The process of any design-build is, while continuously frustrating, endlessly rewarding. The process helps to demystify the built environment. It illustrates just how accessible our world can be despite often feeling exactly the opposite. A table isn’t anything more than four legs and a top. A house isn’t more than four walls and a roof. It’s all the same skills implemented at different scales. You take wood apart and you put it back together. If you can learn to do the first part safely and the second part carefully, you’ll begin to see that the universe is rich with these small coincidences.
By day three, the Mudbone crew and I had seemingly switched places. For one, it was my turn to show up bleary-eyed to their space. That morning, as I pulled up to their latest farm plot, I saw the 12 of them busily moving lumber and setting up tools, eager to erect their creation. I honestly can’t take any credit for actually putting the Wash and Pack station together—I don’t think I even touched a drill that day. It wasn’t three hours from the time I arrived that we were all happily standing around the completed station trying to design a roof structure out of our extra lumber!

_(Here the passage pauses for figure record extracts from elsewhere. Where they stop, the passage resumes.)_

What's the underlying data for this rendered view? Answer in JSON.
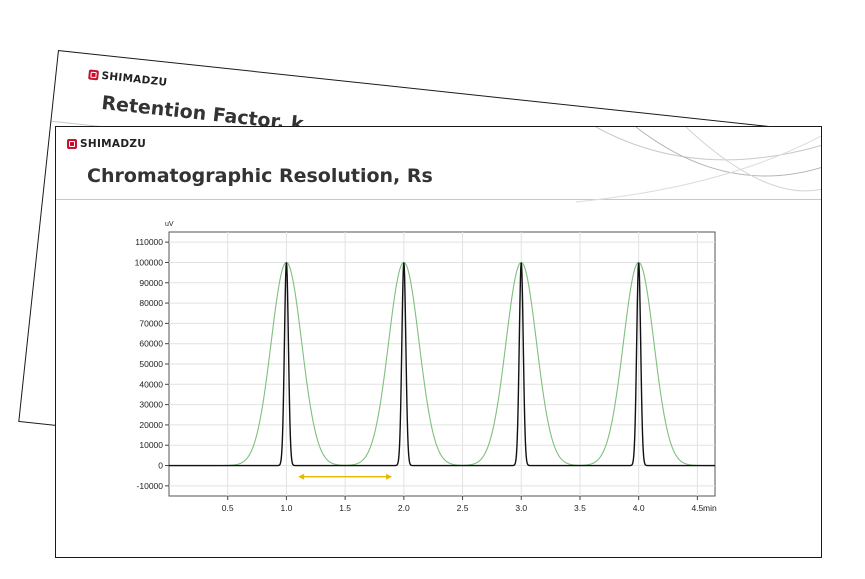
{
  "back_slide": {
    "logo_text": "SHIMADZU",
    "title": "Retention Factor, k"
  },
  "front_slide": {
    "logo_text": "SHIMADZU",
    "title": "Chromatographic Resolution, Rs"
  },
  "colors": {
    "logo_red": "#c8102e",
    "narrow_peaks": "#111111",
    "broad_peaks": "#7fbf7f",
    "arrow": "#e6b800",
    "grid": "#e2e2e2"
  },
  "chart_data": {
    "type": "line",
    "y_unit": "uV",
    "x_unit": "min",
    "xlim": [
      0,
      4.65
    ],
    "ylim": [
      -15000,
      115000
    ],
    "x_ticks": [
      "0.5",
      "1.0",
      "1.5",
      "2.0",
      "2.5",
      "3.0",
      "3.5",
      "4.0",
      "4.5"
    ],
    "y_ticks": [
      "110000",
      "100000",
      "90000",
      "80000",
      "70000",
      "60000",
      "50000",
      "40000",
      "30000",
      "20000",
      "10000",
      "0",
      "-10000"
    ],
    "grid": true,
    "series": [
      {
        "peaks_at": [
          1.0,
          2.0,
          3.0,
          4.0
        ],
        "height": 100000,
        "sigma": 0.017,
        "color": "#111111"
      },
      {
        "peaks_at": [
          1.0,
          2.0,
          3.0,
          4.0
        ],
        "height": 100000,
        "sigma": 0.13,
        "color": "#7fbf7f"
      }
    ],
    "annotation": {
      "type": "double-arrow",
      "x_from": 1.1,
      "x_to": 1.9,
      "y": -5500,
      "color": "#e6b800"
    }
  }
}
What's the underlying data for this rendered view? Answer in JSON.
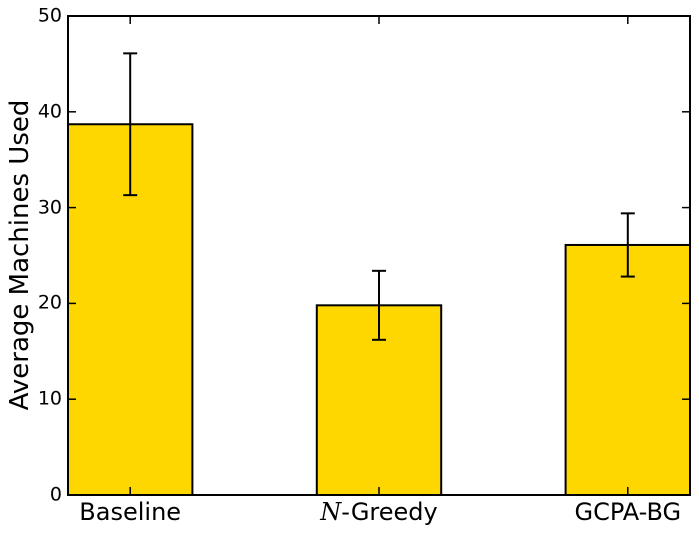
{
  "figure": {
    "background": "#ffffff",
    "frame_color": "#000000"
  },
  "chart_data": {
    "type": "bar",
    "title": "",
    "xlabel": "",
    "ylabel": "Average Machines Used",
    "categories": [
      "Baseline",
      "N-Greedy",
      "GCPA-BG"
    ],
    "categories_rich": [
      {
        "italic": "",
        "text": "Baseline"
      },
      {
        "italic": "N",
        "text": "-Greedy"
      },
      {
        "italic": "",
        "text": "GCPA-BG"
      }
    ],
    "values": [
      38.7,
      19.8,
      26.1
    ],
    "errors": [
      7.4,
      3.6,
      3.3
    ],
    "ylim": [
      0,
      50
    ],
    "yticks": [
      0,
      10,
      20,
      30,
      40,
      50
    ],
    "grid": false,
    "legend": null,
    "bar_color": "#FFD700",
    "bar_edge_color": "#000000",
    "error_color": "#000000",
    "tick_style": "inward-all-spines",
    "bar_width_fraction": 0.2,
    "bar_centers_fraction": [
      0.1,
      0.5,
      0.9
    ]
  }
}
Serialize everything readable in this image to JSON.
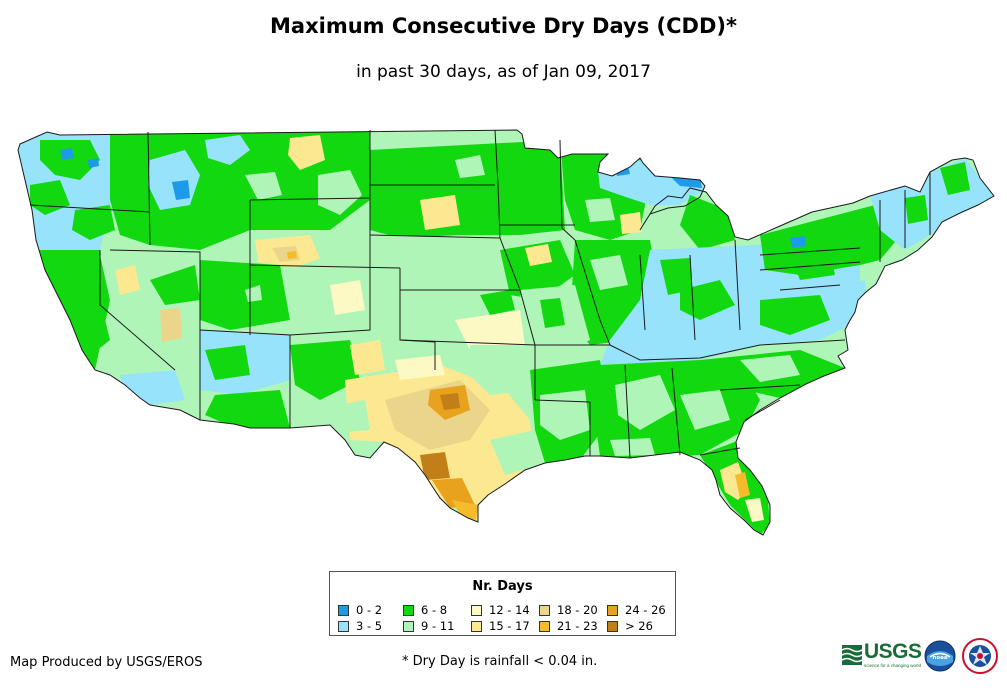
{
  "header": {
    "title": "Maximum Consecutive Dry Days (CDD)*",
    "subtitle": "in past 30 days, as of Jan 09, 2017"
  },
  "map": {
    "region": "Contiguous United States",
    "colors": {
      "c0_2": "#1e9be8",
      "c3_5": "#96e3fb",
      "c6_8": "#12d80f",
      "c9_11": "#b0f5b8",
      "c12_14": "#fdf9c4",
      "c15_17": "#fbe890",
      "c18_20": "#ead58a",
      "c21_23": "#f6bb2b",
      "c24_26": "#e9a21d",
      "c_gt26": "#c27e17",
      "border": "#1a1a1a"
    }
  },
  "legend": {
    "title": "Nr. Days",
    "items": [
      {
        "label": "0 - 2",
        "color": "#1e9be8"
      },
      {
        "label": "3 - 5",
        "color": "#96e3fb"
      },
      {
        "label": "6 - 8",
        "color": "#12d80f"
      },
      {
        "label": "9 - 11",
        "color": "#b0f5b8"
      },
      {
        "label": "12 - 14",
        "color": "#fdf9c4"
      },
      {
        "label": "15 - 17",
        "color": "#fbe890"
      },
      {
        "label": "18 - 20",
        "color": "#ead58a"
      },
      {
        "label": "21 - 23",
        "color": "#f6bb2b"
      },
      {
        "label": "24 - 26",
        "color": "#e9a21d"
      },
      {
        "label": "> 26",
        "color": "#c27e17"
      }
    ]
  },
  "footer": {
    "credit": "Map Produced by USGS/EROS",
    "note": "* Dry Day is rainfall < 0.04 in."
  },
  "logos": {
    "usgs": "USGS",
    "usgs_tagline": "science for a changing world",
    "noaa": "noaa",
    "nws": "National Weather Service"
  }
}
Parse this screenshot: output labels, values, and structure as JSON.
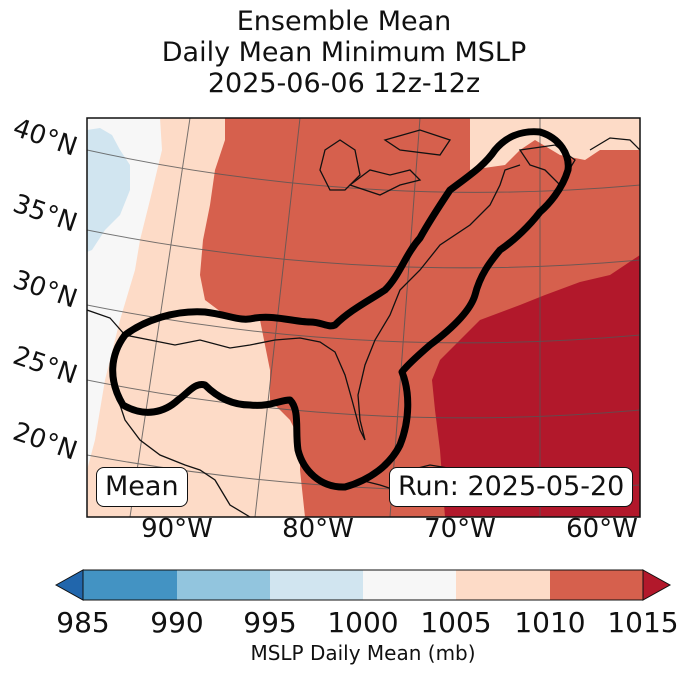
{
  "title": {
    "line1": "Ensemble Mean",
    "line2": "Daily Mean Minimum MSLP",
    "line3": "2025-06-06 12z-12z"
  },
  "map": {
    "lat_labels": [
      "40°N",
      "35°N",
      "30°N",
      "25°N",
      "20°N"
    ],
    "lon_labels": [
      "90°W",
      "80°W",
      "70°W",
      "60°W"
    ],
    "mean_box": "Mean",
    "run_box": "Run: 2025-05-20",
    "contour_color": "#000000"
  },
  "colorbar": {
    "label": "MSLP Daily Mean (mb)",
    "ticks": [
      "985",
      "990",
      "995",
      "1000",
      "1005",
      "1010",
      "1015"
    ],
    "colors": {
      "under": "#2166ac",
      "985-990": "#4393c3",
      "990-995": "#92c5de",
      "995-1000": "#d1e5f0",
      "1000-1005": "#f7f7f7",
      "1005-1010": "#fddbc7",
      "1010-1015": "#d6604d",
      "over": "#b2182b"
    }
  }
}
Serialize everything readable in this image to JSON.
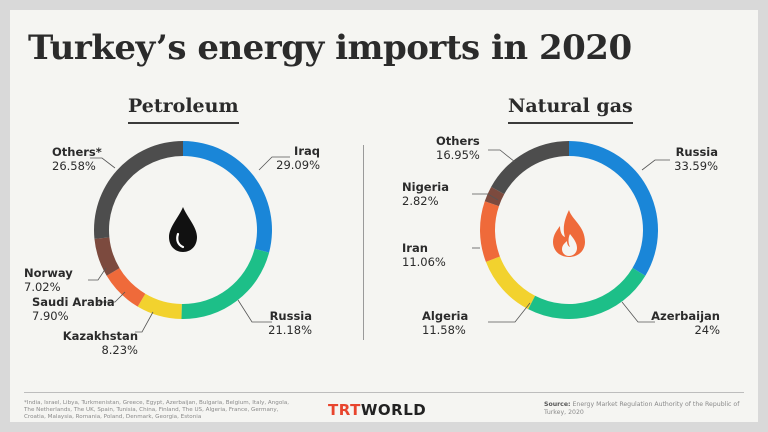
{
  "title": "Turkey’s energy imports in 2020",
  "chart_data": [
    {
      "type": "pie",
      "title": "Petroleum",
      "icon": "oil-drop-icon",
      "slices": [
        {
          "name": "Iraq",
          "value": 29.09,
          "label": "29.09%",
          "color": "#1a86d8"
        },
        {
          "name": "Russia",
          "value": 21.18,
          "label": "21.18%",
          "color": "#1dbf88"
        },
        {
          "name": "Kazakhstan",
          "value": 8.23,
          "label": "8.23%",
          "color": "#f2d22e"
        },
        {
          "name": "Saudi Arabia",
          "value": 7.9,
          "label": "7.90%",
          "color": "#ef6a3a"
        },
        {
          "name": "Norway",
          "value": 7.02,
          "label": "7.02%",
          "color": "#7c4a3e"
        },
        {
          "name": "Others*",
          "value": 26.58,
          "label": "26.58%",
          "color": "#4d4d4d"
        }
      ]
    },
    {
      "type": "pie",
      "title": "Natural gas",
      "icon": "flame-icon",
      "slices": [
        {
          "name": "Russia",
          "value": 33.59,
          "label": "33.59%",
          "color": "#1a86d8"
        },
        {
          "name": "Azerbaijan",
          "value": 24,
          "label": "24%",
          "color": "#1dbf88"
        },
        {
          "name": "Algeria",
          "value": 11.58,
          "label": "11.58%",
          "color": "#f2d22e"
        },
        {
          "name": "Iran",
          "value": 11.06,
          "label": "11.06%",
          "color": "#ef6a3a"
        },
        {
          "name": "Nigeria",
          "value": 2.82,
          "label": "2.82%",
          "color": "#7c4a3e"
        },
        {
          "name": "Others",
          "value": 16.95,
          "label": "16.95%",
          "color": "#4d4d4d"
        }
      ]
    }
  ],
  "footnote": "*India, Israel, Libya, Turkmenistan, Greece, Egypt, Azerbaijan, Bulgaria, Belgium, Italy, Angola, The Netherlands, The UK, Spain, Tunisia, China, Finland, The US, Algeria, France, Germany, Croatia, Malaysia, Romania, Poland, Denmark, Georgia, Estonia",
  "logo": {
    "part1": "TRT",
    "part2": "WORLD"
  },
  "source": {
    "label": "Source:",
    "text": "Energy Market Regulation Authority of the Republic of Turkey, 2020"
  }
}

While the specifics of this endeavor are a little different than the usual fare we have in and out of our Education shop it’s in no other way unique. It’s one of the thousands of things I love about the Rebuilding Center. The students who come through our shop are, without exception, outstanding. There is an eagerness and appreciation for the craft. The space that we have created here, tucked away in the back of our building, is something I’ve not witnessed in any of the other shops I’ve worked in. It is truly exceptional and I can’t wait to see what other incredible opportunities and experiences continue to emerge.